Desde esta perspectiva, progreso puede interpretarse sencillamente como una conducta de un gobernante que se corresponde con la demanda de aquel que depositó su confianza con su voto y de aquellos otros que se sorprenden de la sensatez y de la capacidad ejecutiva, allí donde lo descartaba. Por eso, en la medida que exista correspondencia entre la inquietud ciudadana y la respuesta del Estado, se podrá comenzar a tener certeza de que ese presente nos pertenece, y con ello la posibilidad de volver a construir proyectos individuales y colectivos.

Claro que no se trata sólo de un problema de los argentinos, sino de un fenómeno creciente de la globalización. Sólo basta con observar el circuito de los capitales financieros durante la década del 90 para constatar en qué estado quedaron aquellas sociedades y cuánto esfuerzo debieron y deben hacer aún para volver a los estándares de vida que poseían. Progreso entonces es volver a aquello que se poseía, el retorno de las lecturas elementales, constitucionales, en un momento de la modernidad donde todo parece convertirse en líquido que se escapa de las manos.

Ya se sabe, la incertidumbre es la reina del imperio y la mariposa que agita sus alas en Singapur puede desatar ciclones en cualquier lugar del planeta, aunque siempre será con consecuencias catastróficas para aquellos que se ubiquen en el Hemisferio Sur. Por eso, hoy por hoy, se percibe como una señal de progreso sustancial ponerles una barrera a esos capitales golondrinas que devastaron de norte a sur al país, desplazar a los mandos castrenses comprometidos con el terrorismo de Estado socio de esos intereses o llevar a una inevitable renuncia al presidente de la Corte Suprema de injusticias y arbitrariedades.
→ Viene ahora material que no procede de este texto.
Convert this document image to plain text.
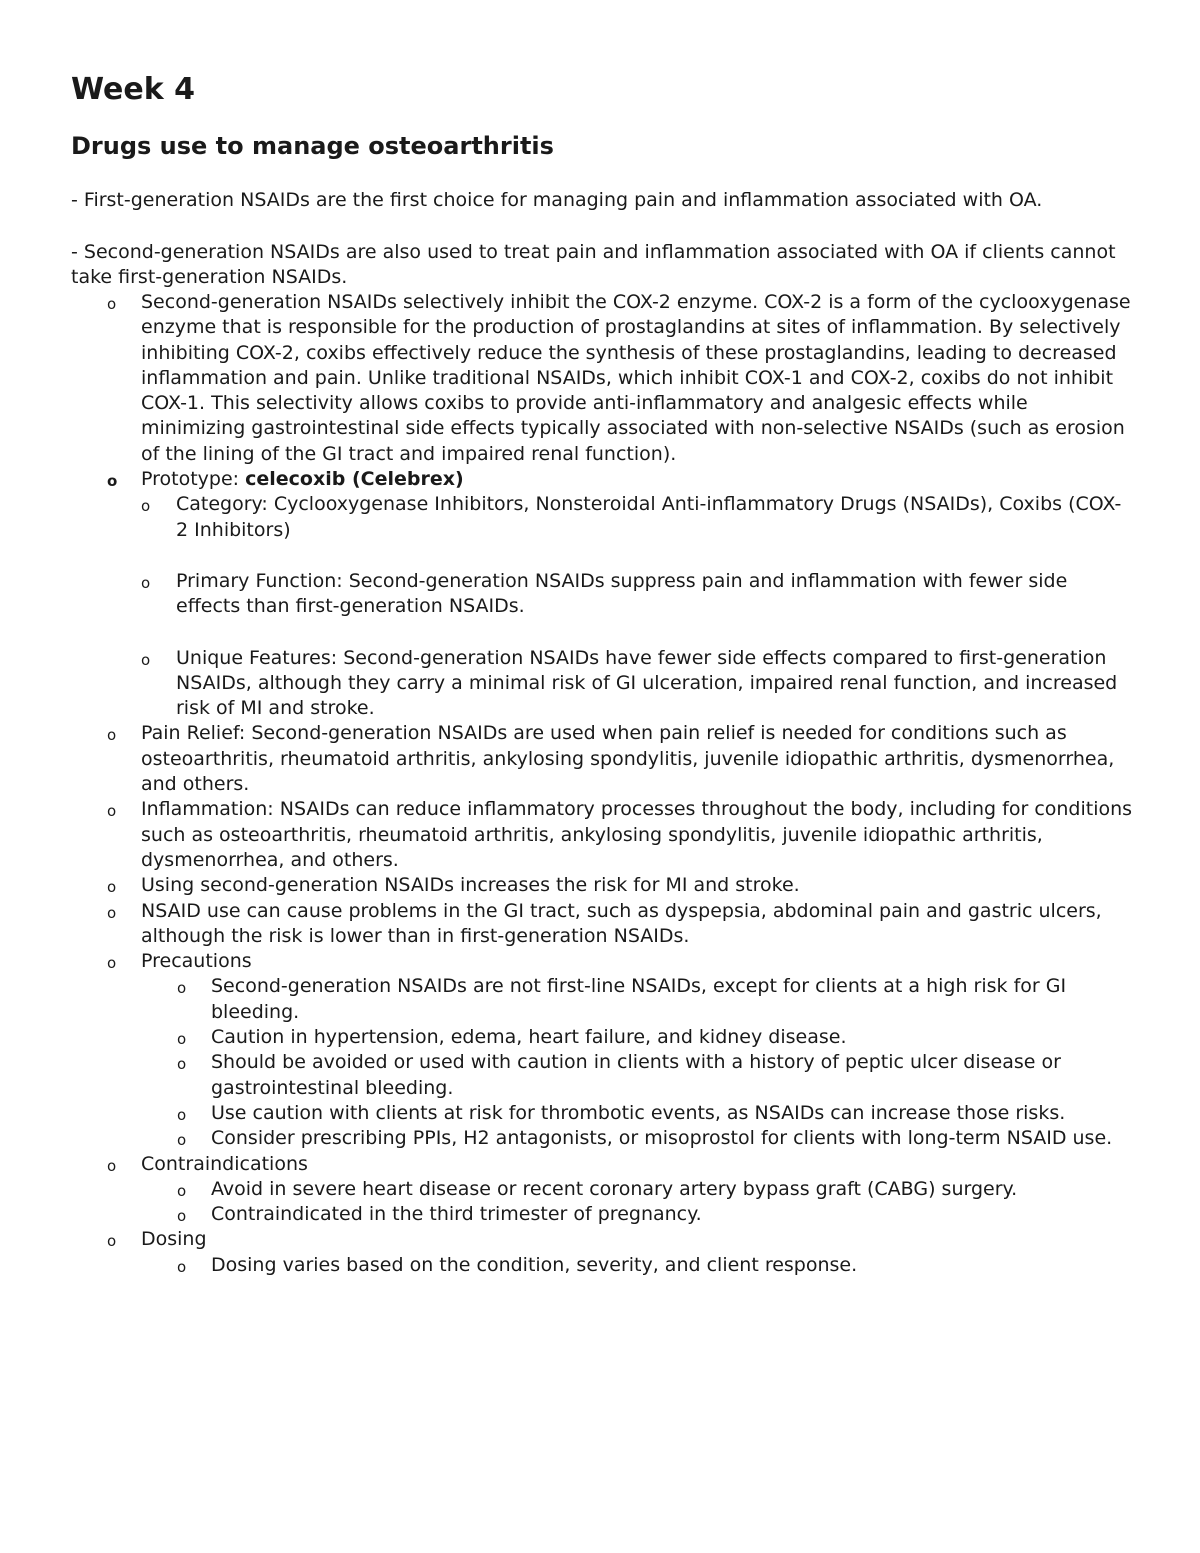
Week 4
Drugs use to manage osteoarthritis

- First-generation NSAIDs are the first choice for managing pain and inflammation associated with OA.

- Second-generation NSAIDs are also used to treat pain and inflammation associated with OA if clients cannot take first-generation NSAIDs.

o Second-generation NSAIDs selectively inhibit the COX-2 enzyme. COX-2 is a form of the cyclooxygenase enzyme that is responsible for the production of prostaglandins at sites of inflammation. By selectively inhibiting COX-2, coxibs effectively reduce the synthesis of these prostaglandins, leading to decreased inflammation and pain. Unlike traditional NSAIDs, which inhibit COX-1 and COX-2, coxibs do not inhibit COX-1. This selectivity allows coxibs to provide anti-inflammatory and analgesic effects while minimizing gastrointestinal side effects typically associated with non-selective NSAIDs (such as erosion of the lining of the GI tract and impaired renal function).
o Prototype: celecoxib (Celebrex)
o Category: Cyclooxygenase Inhibitors, Nonsteroidal Anti-inflammatory Drugs (NSAIDs), Coxibs (COX-2 Inhibitors)
o Primary Function: Second-generation NSAIDs suppress pain and inflammation with fewer side effects than first-generation NSAIDs.
o Unique Features: Second-generation NSAIDs have fewer side effects compared to first-generation NSAIDs, although they carry a minimal risk of GI ulceration, impaired renal function, and increased risk of MI and stroke.
o Pain Relief: Second-generation NSAIDs are used when pain relief is needed for conditions such as osteoarthritis, rheumatoid arthritis, ankylosing spondylitis, juvenile idiopathic arthritis, dysmenorrhea, and others.
o Inflammation: NSAIDs can reduce inflammatory processes throughout the body, including for conditions such as osteoarthritis, rheumatoid arthritis, ankylosing spondylitis, juvenile idiopathic arthritis, dysmenorrhea, and others.
o Using second-generation NSAIDs increases the risk for MI and stroke.
o NSAID use can cause problems in the GI tract, such as dyspepsia, abdominal pain and gastric ulcers, although the risk is lower than in first-generation NSAIDs.
o Precautions
o Second-generation NSAIDs are not first-line NSAIDs, except for clients at a high risk for GI bleeding.
o Caution in hypertension, edema, heart failure, and kidney disease.
o Should be avoided or used with caution in clients with a history of peptic ulcer disease or gastrointestinal bleeding.
o Use caution with clients at risk for thrombotic events, as NSAIDs can increase those risks.
o Consider prescribing PPIs, H2 antagonists, or misoprostol for clients with long-term NSAID use.
o Contraindications
o Avoid in severe heart disease or recent coronary artery bypass graft (CABG) surgery.
o Contraindicated in the third trimester of pregnancy.
o Dosing
o Dosing varies based on the condition, severity, and client response.
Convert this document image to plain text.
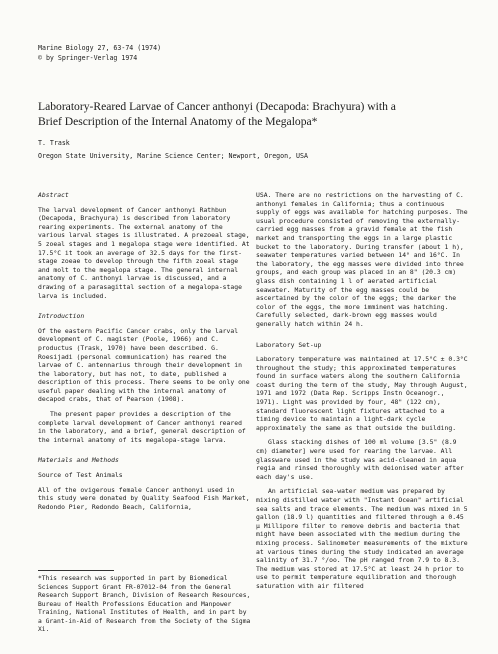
Marine Biology 27, 63-74 (1974)
© by Springer-Verlag 1974
Laboratory-Reared Larvae of Cancer anthonyi (Decapoda: Brachyura) with a
Brief Description of the Internal Anatomy of the Megalopa*
T. Trask
Oregon State University, Marine Science Center; Newport, Oregon, USA
Abstract

The larval development of Cancer anthonyi Rathbun (Decapoda, Brachyura) is described from laboratory rearing experiments. The external anatomy of the various larval stages is illustrated. A prezoeal stage, 5 zoeal stages and 1 megalopa stage were identified. At 17.5°C it took an average of 32.5 days for the first-stage zoeae to develop through the fifth zoeal stage and molt to the megalopa stage. The general internal anatomy of C. anthonyi larvae is discussed, and a drawing of a parasagittal section of a megalopa-stage larva is included.

Introduction

Of the eastern Pacific Cancer crabs, only the larval development of C. magister (Poole, 1966) and C. productus (Trask, 1970) have been described. G. Roesijadi (personal communication) has reared the larvae of C. antennarius through their development in the laboratory, but has not, to date, published a description of this process. There seems to be only one useful paper dealing with the internal anatomy of decapod crabs, that of Pearson (1908).

The present paper provides a description of the complete larval development of Cancer anthonyi reared in the laboratory, and a brief, general description of the internal anatomy of its megalopa-stage larva.

Materials and Methods
Source of Test Animals

All of the ovigerous female Cancer anthonyi used in this study were donated by Quality Seafood Fish Market, Redondo Pier, Redondo Beach, California,

*This research was supported in part by Biomedical Sciences Support Grant FR-07012-04 from the General Research Support Branch, Division of Research Resources, Bureau of Health Professions Education and Manpower Training, National Institutes of Health, and in part by a Grant-in-Aid of Research from the Society of the Sigma Xi.

USA. There are no restrictions on the harvesting of C. anthonyi females in California; thus a continuous supply of eggs was available for hatching purposes. The usual procedure consisted of removing the externally-carried egg masses from a gravid female at the fish market and transporting the eggs in a large plastic bucket to the laboratory. During transfer (about 1 h), seawater temperatures varied between 14° and 16°C. In the laboratory, the egg masses were divided into three groups, and each group was placed in an 8" (20.3 cm) glass dish containing 1 l of aerated artificial seawater. Maturity of the egg masses could be ascertained by the color of the eggs; the darker the color of the eggs, the more imminent was hatching. Carefully selected, dark-brown egg masses would generally hatch within 24 h.

Laboratory Set-up

Laboratory temperature was maintained at 17.5°C ± 0.3°C throughout the study; this approximated temperatures found in surface waters along the southern California coast during the term of the study, May through August, 1971 and 1972 (Data Rep. Scripps Instn Oceanogr., 1971). Light was provided by four, 48" (122 cm), standard fluorescent light fixtures attached to a timing device to maintain a light-dark cycle approximately the same as that outside the building.

Glass stacking dishes of 100 ml volume [3.5" (8.9 cm) diameter] were used for rearing the larvae. All glassware used in the study was acid-cleaned in aqua regia and rinsed thoroughly with deionised water after each day's use.

An artificial sea-water medium was prepared by mixing distilled water with "Instant Ocean" artificial sea salts and trace elements. The medium was mixed in 5 gallon (18.9 l) quantities and filtered through a 0.45 μ Millipore filter to remove debris and bacteria that might have been associated with the medium during the mixing process. Salinometer measurements of the mixture at various times during the study indicated an average salinity of 31.7 °/oo. The pH ranged from 7.9 to 8.3. The medium was stored at 17.5°C at least 24 h prior to use to permit temperature equilibration and thorough saturation with air filtered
Ahora que la Argentina va recuperando los plazos democráticos y la vida institucional busca regenerarse -aunque no haya todavía demasiado hilo para el tejido-, al progreso se lo percibe como el aroma de un plato que aún no fue servido pero que se reclamó insistentemente. De forma que deberá venir indefectiblemente. Mientras que la promesa de que cada argentino vuelva a ocupar un puesto de trabajo ya no parece algo trasnochado, como tampoco aquello de que los maestros logren recuperar la consideración social y salarial que supieron tener.

El progreso entonces viene asociado inevitablemente a acciones de reparación jurídica y económica, a reconstruir las bases de una sociedad que debe reconocer el esfuerzo y la capacidad, y retribuir en consecuencia; que el ciudadano se apodere de sus días. Como bien lo señala el sociólogo polaco Zygmunt Bauman en su libro "Modernidad líquida": "El tiempo está de nuestra parte y somos nosotros quienes hacemos que las cosas sucedan. Ambas creencias viven y mueren juntas; y siguen vivas en tanto aquellos que ostenten el poder de hacer que las cosas sucedan las confirmen a diario con sus acciones".